North End: When you walk into Salem Street True Value Hardware (89 Salem St., 617-523-4759, www.salemstreettruevalue.com), turn left for motorized and hand-cranked pasta machines, forms for rolling cannoli, espresso pots, espresso cups, gnocchi boards for forming those delectable dumplings, pizzelle irons, milk frothers, and of course, all-important sausage grinders.

Federal Hill: At Tony’s Colonial Food Store (311 Atwells Ave., 401-621-8675, www.tonyscolonial.com), housewares share the shelves with their companion food products, so you have to look a little harder. The espresso pots are with the espresso beans, for example, and the restaurant-style cheese grater is across from the wheels of aged Romano, Parmagiano, and Grana Padano.


Advantage: Depends on whether you also need a quart of paint or a kilo of artisanal dried pasta.


North End: A night at Improv Asylum (216 Hanover St., 617-263-6887, www.improvasylum.com) is so funny that you couldn’t make it up - even if the cast of the Main Stage Show revue does. Nostalgia is the theme this winter in the new revue, “Life Before Sext.’’

Federal Hill: Hookah bars offer the hottest night life on Federal Hill. There are at least three choices, including ultra-slick Skarr (292 Atwells Ave., 401-338-3975, www.skarrri.com). Lebanese nibbles combine with cocktails and music that you feel more than hear.

Advantage: Boston.

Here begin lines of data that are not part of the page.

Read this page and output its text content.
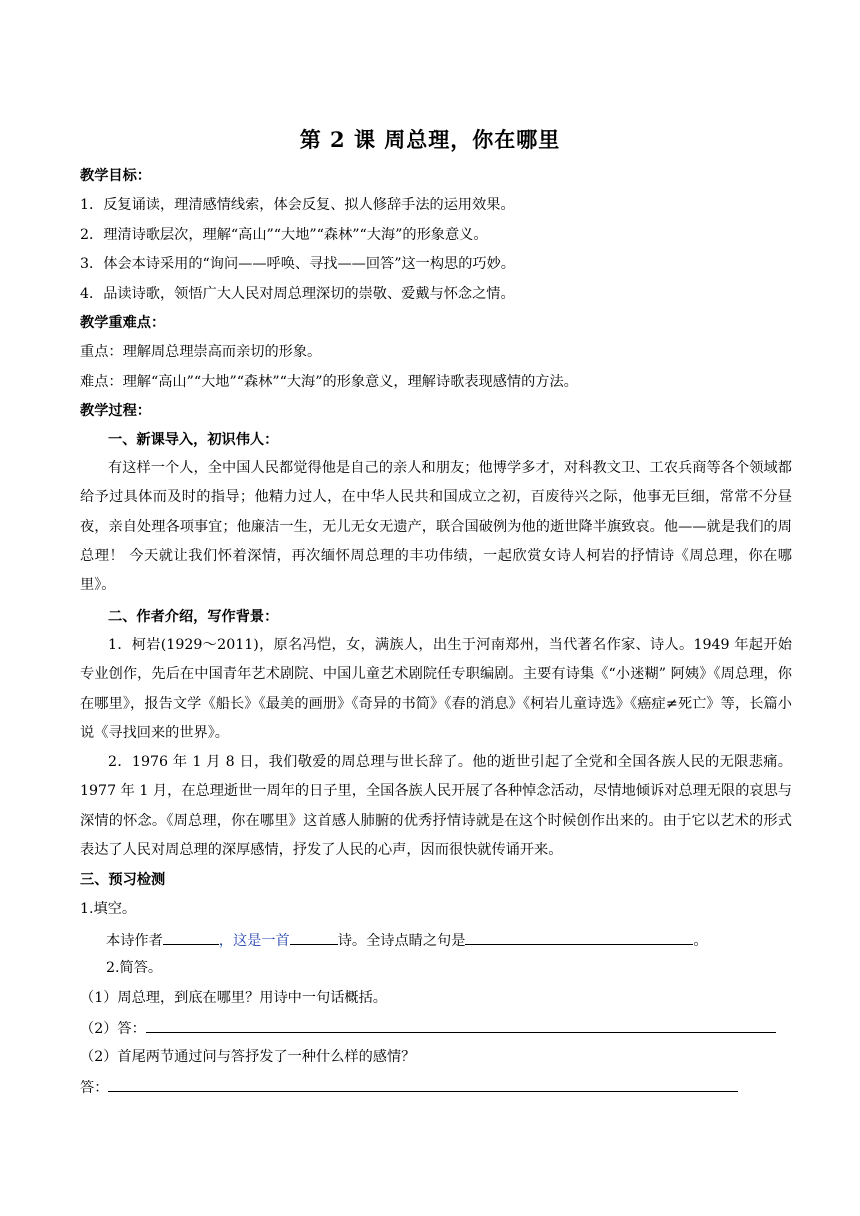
第 2 课 周总理，你在哪里
教学目标：
1．反复诵读，理清感情线索，体会反复、拟人修辞手法的运用效果。
2．理清诗歌层次，理解“高山”“大地”“森林”“大海”的形象意义。
3．体会本诗采用的“询问——呼唤、寻找——回答”这一构思的巧妙。
4．品读诗歌，领悟广大人民对周总理深切的崇敬、爱戴与怀念之情。
教学重难点：
重点：理解周总理崇高而亲切的形象。
难点：理解“高山”“大地”“森林”“大海”的形象意义，理解诗歌表现感情的方法。
教学过程：
一、新课导入，初识伟人：
有这样一个人，全中国人民都觉得他是自己的亲人和朋友；他博学多才，对科教文卫、工农兵商等各个领域都给予过具体而及时的指导；他精力过人，在中华人民共和国成立之初，百废待兴之际，他事无巨细，常常不分昼夜，亲自处理各项事宜；他廉洁一生，无儿无女无遗产，联合国破例为他的逝世降半旗致哀。他——就是我们的周总理！ 今天就让我们怀着深情，再次缅怀周总理的丰功伟绩，一起欣赏女诗人柯岩的抒情诗《周总理，你在哪里》。
二、作者介绍，写作背景：
1．柯岩(1929～2011)，原名冯恺，女，满族人，出生于河南郑州，当代著名作家、诗人。1949 年起开始专业创作，先后在中国青年艺术剧院、中国儿童艺术剧院任专职编剧。主要有诗集《“小迷糊” 阿姨》《周总理，你在哪里》，报告文学《船长》《最美的画册》《奇异的书简》《春的消息》《柯岩儿童诗选》《癌症≠死亡》等，长篇小说《寻找回来的世界》。
2．1976 年 1 月 8 日，我们敬爱的周总理与世长辞了。他的逝世引起了全党和全国各族人民的无限悲痛。1977 年 1 月，在总理逝世一周年的日子里，全国各族人民开展了各种悼念活动，尽情地倾诉对总理无限的哀思与深情的怀念。《周总理，你在哪里》这首感人肺腑的优秀抒情诗就是在这个时候创作出来的。由于它以艺术的形式表达了人民对周总理的深厚感情，抒发了人民的心声，因而很快就传诵开来。
三、预习检测
1.填空。
本诗作者	，这是一首	诗。全诗点睛之句是	。
2.简答。
（1）周总理，到底在哪里？用诗中一句话概括。
（2）答：
（2）首尾两节通过问与答抒发了一种什么样的感情？
答：
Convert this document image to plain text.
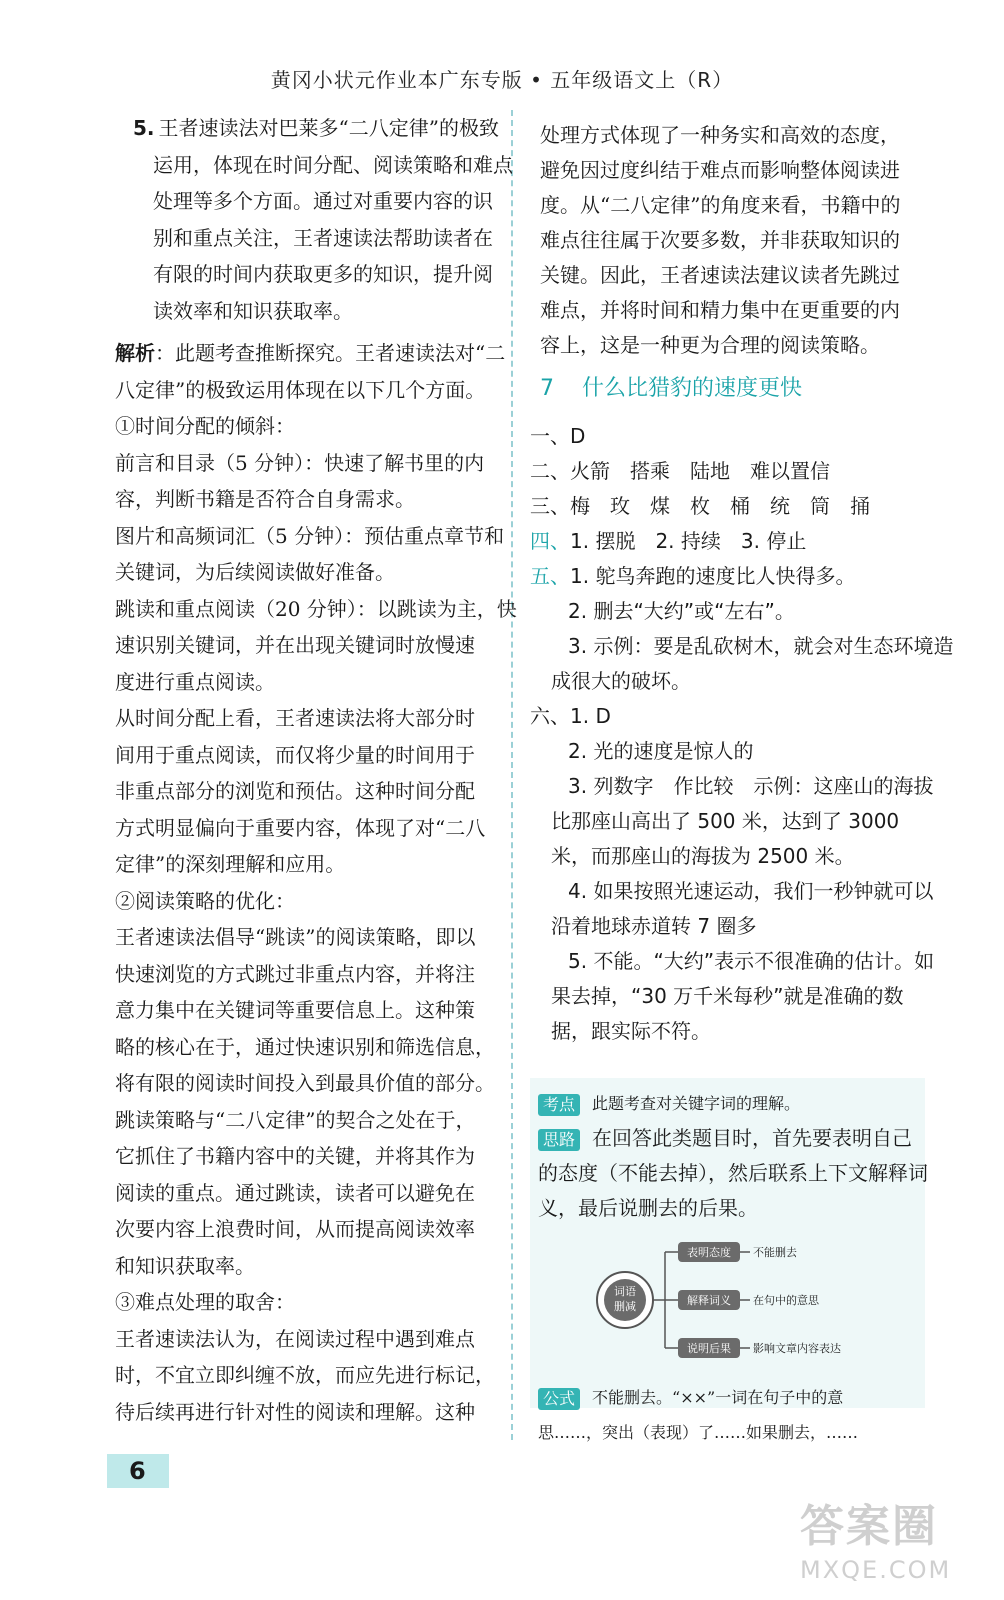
黄冈小状元作业本广东专版 • 五年级语文上（R）
5. 王者速读法对巴莱多“二八定律”的极致
运用，体现在时间分配、阅读策略和难点
处理等多个方面。通过对重要内容的识
别和重点关注，王者速读法帮助读者在
有限的时间内获取更多的知识，提升阅
读效率和知识获取率。
解析：此题考查推断探究。王者速读法对“二
八定律”的极致运用体现在以下几个方面。
①时间分配的倾斜：
前言和目录（5 分钟）：快速了解书里的内
容，判断书籍是否符合自身需求。
图片和高频词汇（5 分钟）：预估重点章节和
关键词，为后续阅读做好准备。
跳读和重点阅读（20 分钟）：以跳读为主，快
速识别关键词，并在出现关键词时放慢速
度进行重点阅读。
从时间分配上看，王者速读法将大部分时
间用于重点阅读，而仅将少量的时间用于
非重点部分的浏览和预估。这种时间分配
方式明显偏向于重要内容，体现了对“二八
定律”的深刻理解和应用。
②阅读策略的优化：
王者速读法倡导“跳读”的阅读策略，即以
快速浏览的方式跳过非重点内容，并将注
意力集中在关键词等重要信息上。这种策
略的核心在于，通过快速识别和筛选信息，
将有限的阅读时间投入到最具价值的部分。
跳读策略与“二八定律”的契合之处在于，
它抓住了书籍内容中的关键，并将其作为
阅读的重点。通过跳读，读者可以避免在
次要内容上浪费时间，从而提高阅读效率
和知识获取率。
③难点处理的取舍：
王者速读法认为，在阅读过程中遇到难点
时，不宜立即纠缠不放，而应先进行标记，
待后续再进行针对性的阅读和理解。这种
处理方式体现了一种务实和高效的态度，
避免因过度纠结于难点而影响整体阅读进
度。从“二八定律”的角度来看，书籍中的
难点往往属于次要多数，并非获取知识的
关键。因此，王者速读法建议读者先跳过
难点，并将时间和精力集中在更重要的内
容上，这是一种更为合理的阅读策略。
7 什么比猎豹的速度更快
一、D
二、火箭　搭乘　陆地　难以置信
三、梅　玫　煤　枚　桶　统　筒　捅
四、1. 摆脱　2. 持续　3. 停止
五、1. 鸵鸟奔跑的速度比人快得多。
2. 删去“大约”或“左右”。
3. 示例：要是乱砍树木，就会对生态环境造
成很大的破坏。
六、1. D
2. 光的速度是惊人的
3. 列数字　作比较　示例：这座山的海拔
比那座山高出了 500 米，达到了 3000
米，而那座山的海拔为 2500 米。
4. 如果按照光速运动，我们一秒钟就可以
沿着地球赤道转 7 圈多
5. 不能。“大约”表示不很准确的估计。如
果去掉，“30 万千米每秒”就是准确的数
据，跟实际不符。
考点 此题考查对关键字词的理解。
思路 在回答此类题目时，首先要表明自己
的态度（不能去掉），然后联系上下文解释词
义，最后说删去的后果。
词语
删减
表明态度 不能删去
解释词义 在句中的意思
说明后果 影响文章内容表达
公式 不能删去。“××”一词在句子中的意
思……，突出（表现）了……如果删去，……
6
答案圈
MXQE.COM
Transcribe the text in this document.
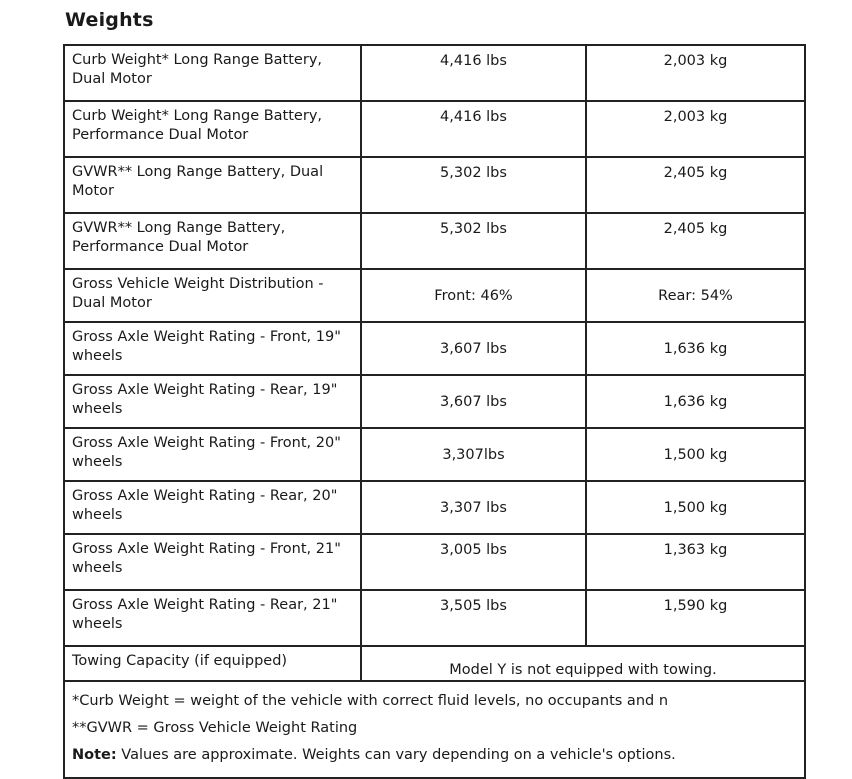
Weights
Curb Weight* Long Range Battery, Dual Motor	4,416 lbs	2,003 kg
Curb Weight* Long Range Battery, Performance Dual Motor	4,416 lbs	2,003 kg
GVWR** Long Range Battery, Dual Motor	5,302 lbs	2,405 kg
GVWR** Long Range Battery, Performance Dual Motor	5,302 lbs	2,405 kg
Gross Vehicle Weight Distribution - Dual Motor	Front: 46%	Rear: 54%
Gross Axle Weight Rating - Front, 19" wheels	3,607 lbs	1,636 kg
Gross Axle Weight Rating - Rear, 19" wheels	3,607 lbs	1,636 kg
Gross Axle Weight Rating - Front, 20" wheels	3,307lbs	1,500 kg
Gross Axle Weight Rating - Rear, 20" wheels	3,307 lbs	1,500 kg
Gross Axle Weight Rating - Front, 21" wheels	3,005 lbs	1,363 kg
Gross Axle Weight Rating - Rear, 21" wheels	3,505 lbs	1,590 kg
Towing Capacity (if equipped)	Model Y is not equipped with towing.	

*Curb Weight = weight of the vehicle with correct fluid levels, no occupants and n
**GVWR = Gross Vehicle Weight Rating
Note: Values are approximate. Weights can vary depending on a vehicle's options.		
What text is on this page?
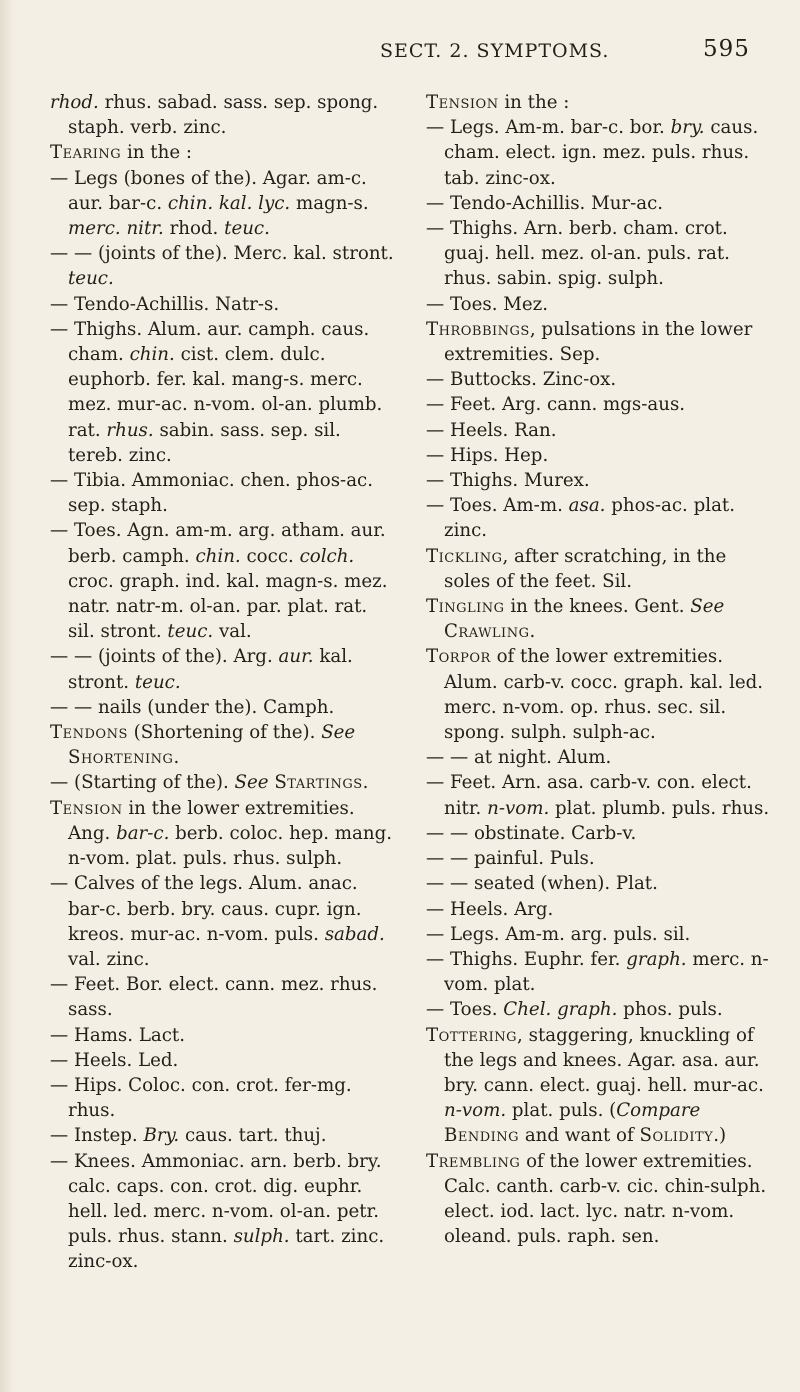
SECT. 2. SYMPTOMS.	595

rhod. rhus. sabad. sass. sep. spong. staph. verb. zinc.

Tearing in the :

— Legs (bones of the). Agar. am-c. aur. bar-c. chin. kal. lyc. magn-s. merc. nitr. rhod. teuc.

— — (joints of the). Merc. kal. stront. teuc.

— Tendo-Achillis. Natr-s.

— Thighs. Alum. aur. camph. caus. cham. chin. cist. clem. dulc. euphorb. fer. kal. mang-s. merc. mez. mur-ac. n-vom. ol-an. plumb. rat. rhus. sabin. sass. sep. sil. tereb. zinc.

— Tibia. Ammoniac. chen. phos-ac. sep. staph.

— Toes. Agn. am-m. arg. atham. aur. berb. camph. chin. cocc. colch. croc. graph. ind. kal. magn-s. mez. natr. natr-m. ol-an. par. plat. rat. sil. stront. teuc. val.

— — (joints of the). Arg. aur. kal. stront. teuc.

— — nails (under the). Camph.

Tendons (Shortening of the). See Shortening.

— (Starting of the). See Startings.

Tension in the lower extremities. Ang. bar-c. berb. coloc. hep. mang. n-vom. plat. puls. rhus. sulph.

— Calves of the legs. Alum. anac. bar-c. berb. bry. caus. cupr. ign. kreos. mur-ac. n-vom. puls. sabad. val. zinc.

— Feet. Bor. elect. cann. mez. rhus. sass.

— Hams. Lact.

— Heels. Led.

— Hips. Coloc. con. crot. fer-mg. rhus.

— Instep. Bry. caus. tart. thuj.

— Knees. Ammoniac. arn. berb. bry. calc. caps. con. crot. dig. euphr. hell. led. merc. n-vom. ol-an. petr. puls. rhus. stann. sulph. tart. zinc. zinc-ox.

Tension in the :

— Legs. Am-m. bar-c. bor. bry. caus. cham. elect. ign. mez. puls. rhus. tab. zinc-ox.

— Tendo-Achillis. Mur-ac.

— Thighs. Arn. berb. cham. crot. guaj. hell. mez. ol-an. puls. rat. rhus. sabin. spig. sulph.

— Toes. Mez.

Throbbings, pulsations in the lower extremities. Sep.

— Buttocks. Zinc-ox.

— Feet. Arg. cann. mgs-aus.

— Heels. Ran.

— Hips. Hep.

— Thighs. Murex.

— Toes. Am-m. asa. phos-ac. plat. zinc.

Tickling, after scratching, in the soles of the feet. Sil.

Tingling in the knees. Gent. See Crawling.

Torpor of the lower extremities. Alum. carb-v. cocc. graph. kal. led. merc. n-vom. op. rhus. sec. sil. spong. sulph. sulph-ac.

— — at night. Alum.

— Feet. Arn. asa. carb-v. con. elect. nitr. n-vom. plat. plumb. puls. rhus.

— — obstinate. Carb-v.

— — painful. Puls.

— — seated (when). Plat.

— Heels. Arg.

— Legs. Am-m. arg. puls. sil.

— Thighs. Euphr. fer. graph. merc. n-vom. plat.

— Toes. Chel. graph. phos. puls.

Tottering, staggering, knuckling of the legs and knees. Agar. asa. aur. bry. cann. elect. guaj. hell. mur-ac. n-vom. plat. puls. (Compare Bending and want of Solidity.)

Trembling of the lower extremities. Calc. canth. carb-v. cic. chin-sulph. elect. iod. lact. lyc. natr. n-vom. oleand. puls. raph. sen.
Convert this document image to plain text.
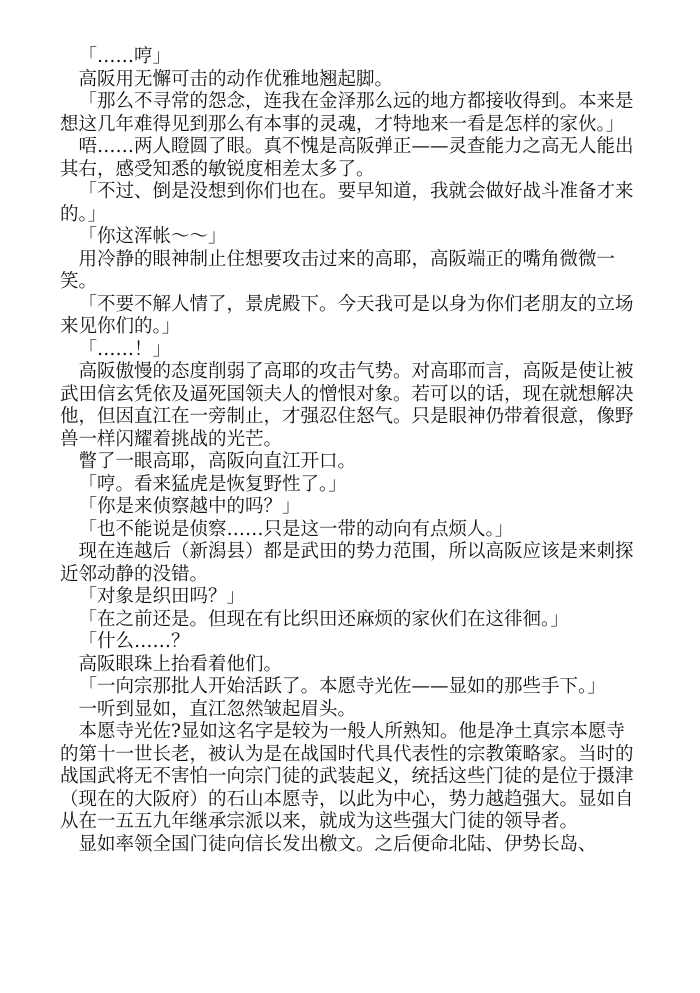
「……哼」

高阪用无懈可击的动作优雅地翘起脚。

「那么不寻常的怨念，连我在金泽那么远的地方都接收得到。本来是想这几年难得见到那么有本事的灵魂，才特地来一看是怎样的家伙。」

唔……两人瞪圆了眼。真不愧是高阪弹正——灵查能力之高无人能出其右，感受知悉的敏锐度相差太多了。

「不过、倒是没想到你们也在。要早知道，我就会做好战斗准备才来的。」

「你这浑帐～～」

用冷静的眼神制止住想要攻击过来的高耶，高阪端正的嘴角微微一笑。

「不要不解人情了，景虎殿下。今天我可是以身为你们老朋友的立场来见你们的。」

「……！」

高阪傲慢的态度削弱了高耶的攻击气势。对高耶而言，高阪是使让被武田信玄凭依及逼死国领夫人的憎恨对象。若可以的话，现在就想解决他，但因直江在一旁制止，才强忍住怒气。只是眼神仍带着很意，像野兽一样闪耀着挑战的光芒。

瞥了一眼高耶，高阪向直江开口。

「哼。看来猛虎是恢复野性了。」

「你是来侦察越中的吗？」

「也不能说是侦察……只是这一带的动向有点烦人。」

现在连越后（新潟县）都是武田的势力范围，所以高阪应该是来刺探近邻动静的没错。

「对象是织田吗？」

「在之前还是。但现在有比织田还麻烦的家伙们在这徘徊。」

「什么……？

高阪眼珠上抬看着他们。

「一向宗那批人开始活跃了。本愿寺光佐——显如的那些手下。」

一听到显如，直江忽然皱起眉头。

本愿寺光佐?显如这名字是较为一般人所熟知。他是净土真宗本愿寺的第十一世长老，被认为是在战国时代具代表性的宗教策略家。当时的战国武将无不害怕一向宗门徒的武装起义，统括这些门徒的是位于摄津（现在的大阪府）的石山本愿寺，以此为中心，势力越趋强大。显如自从在一五五九年继承宗派以来，就成为这些强大门徒的领导者。

显如率领全国门徒向信长发出檄文。之后便命北陆、伊势长岛、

We’d rather laugh than cough.


North End: It’s easy to become paralyzed by the choices at DePasquale’s Homemade Pasta Shop (66A Cross St., 617-248-9629, www.homemade-pasta.com), where pasta maker Zoya Kogan creates 50 shapes and fillings. Some of that great pasta goes to Bricco Ristorante, but the cases are still full of such treats as smoked chicken and marscapone ravioli or squid ink and tomato pappardelle. Great artisanal cheeses are available to sprinkle on top.

Federal Hill: Some Providence restaurants get their pastas from Costantino’s Venda Ravioli (265 Atwells Ave., 401-421-9105, www.vendaravioli.com), and you can, too. But Venda Ravioli also has cases full of gorgeous prepared foods, like braciola cooked in marinara, stuffed rolled eggplant, and even artichokes filled with crabmeat. Heat the eggplant or chicken parm in your own oven. Your dinner guests need never know.

Advantage: Oh, just kill us now. We’ll eat twice.